Fifteen minutes later, she had ushered them out of the conference room, hugged and kissed them all, and walked them out to the reception area. The elevator doors slid open, and the Tony trifecta shuffled inside, followed by her father, to whom she gave a final hug, breathing in his characteristic spice of mothballs and CVS aftershave.
“I love you, Pop,” Mary said, surprised by the catch in her throat. It was paranoid, but she always wondered if it would be the last time she would see him alive. The man was perfectly healthy, but she couldn’t shake the thought. It was a child’s fear, and yet here she was, over thirty, with no excuse except a congenital flair for melodrama.
“Love you, too, honey,” her father said softly. He patted her arm and stepped back into the elevator. “I’m so proud a you—,” he was saying when the stainless-steel doors closed, leaving Mary facing her bl
urry reflection, wearing an unaccountably heartsick expression and her best navy blue suit.

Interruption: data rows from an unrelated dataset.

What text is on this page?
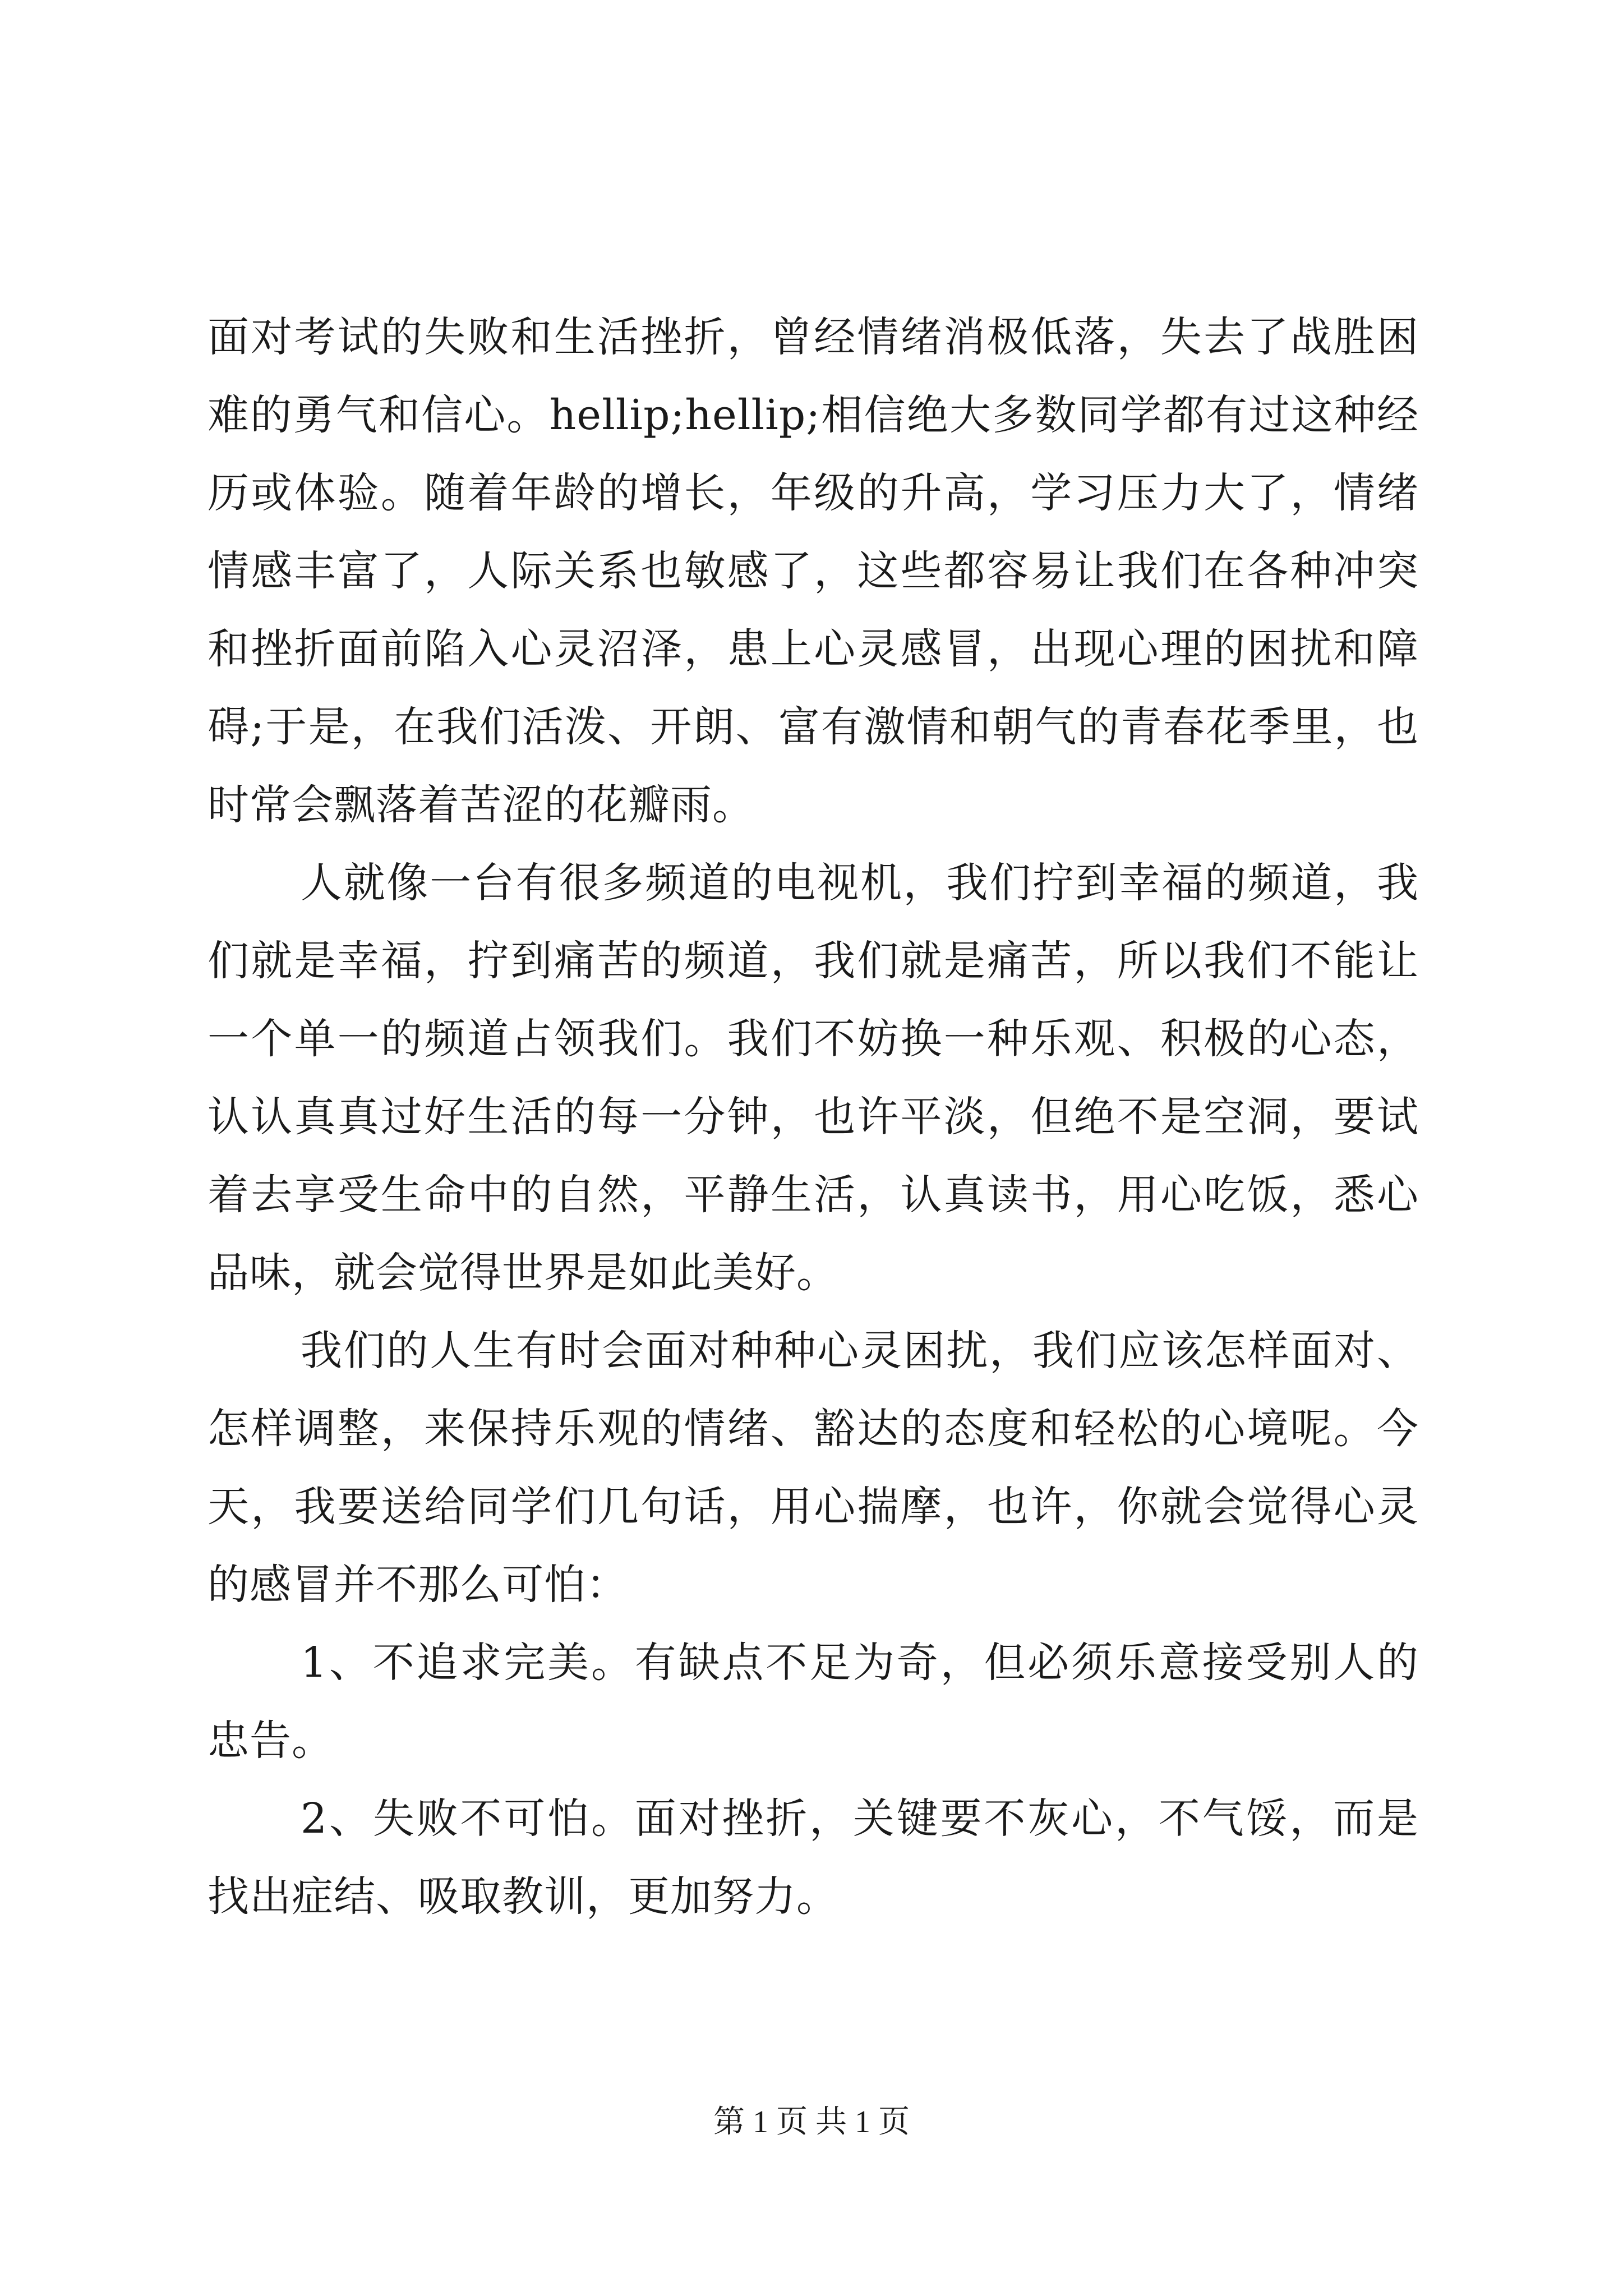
面对考试的失败和生活挫折，曾经情绪消极低落，失去了战胜困难的勇气和信心。hellip;hellip;相信绝大多数同学都有过这种经历或体验。随着年龄的增长，年级的升高，学习压力大了，情绪情感丰富了，人际关系也敏感了，这些都容易让我们在各种冲突和挫折面前陷入心灵沼泽，患上心灵感冒，出现心理的困扰和障碍;于是，在我们活泼、开朗、富有激情和朝气的青春花季里，也时常会飘落着苦涩的花瓣雨。

人就像一台有很多频道的电视机，我们拧到幸福的频道，我们就是幸福，拧到痛苦的频道，我们就是痛苦，所以我们不能让一个单一的频道占领我们。我们不妨换一种乐观、积极的心态，认认真真过好生活的每一分钟，也许平淡，但绝不是空洞，要试着去享受生命中的自然，平静生活，认真读书，用心吃饭，悉心品味，就会觉得世界是如此美好。

我们的人生有时会面对种种心灵困扰，我们应该怎样面对、怎样调整，来保持乐观的情绪、豁达的态度和轻松的心境呢。今天，我要送给同学们几句话，用心揣摩，也许，你就会觉得心灵的感冒并不那么可怕：

1、不追求完美。有缺点不足为奇，但必须乐意接受别人的忠告。

2、失败不可怕。面对挫折，关键要不灰心，不气馁，而是找出症结、吸取教训，更加努力。

第 1 页 共 1 页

“Mare?” said a voice, and Mary turned, recovering. It was Marshall Trow, their receptionist, walking from the hallway in a blue cotton shirtdress and tan espadrilles. Her usual smile had vanished, and her brown eyes were concerned. “I just put a friend of yours in your office. I didn’t want to interrupt your meeting.”
“No problem.” Mary switched her BlackBerry back on, and e-mail piled onto the screen, making a mountain she could never climb, like an electronic Sisyphus. “What friend?”
“Her name is Trish Gambone.”
Trash Gambone is here?
“You know her, right?” Marshall blinked.
“Sure, from high school. Here?” Mary couldn’t process it fast enough. Trash, er, Trish, Gambone personified every slight she’d suffered at St. Maria Goretti High School, where Mary had been the myopic straight-A president of the National Honor Society, the May Queen, and the all-around Most Likely to Achieve Sainthood. During the same four years, Trish Gambone had flunked Religion, chain-smoked her way through Spanish I twice, and reigned as the quintessential Mean Girl.
“She said she had to see you and it was confidential. She was beside herself.”
“Upset?”
“She was crying.”
“Really?” Mary felt her heartbeat speed up. A classic fight-or-flight reaction, but she didn’t know which to do.
“I wouldn’t have taken her into your office, but I couldn’t leave her here, hysterical.”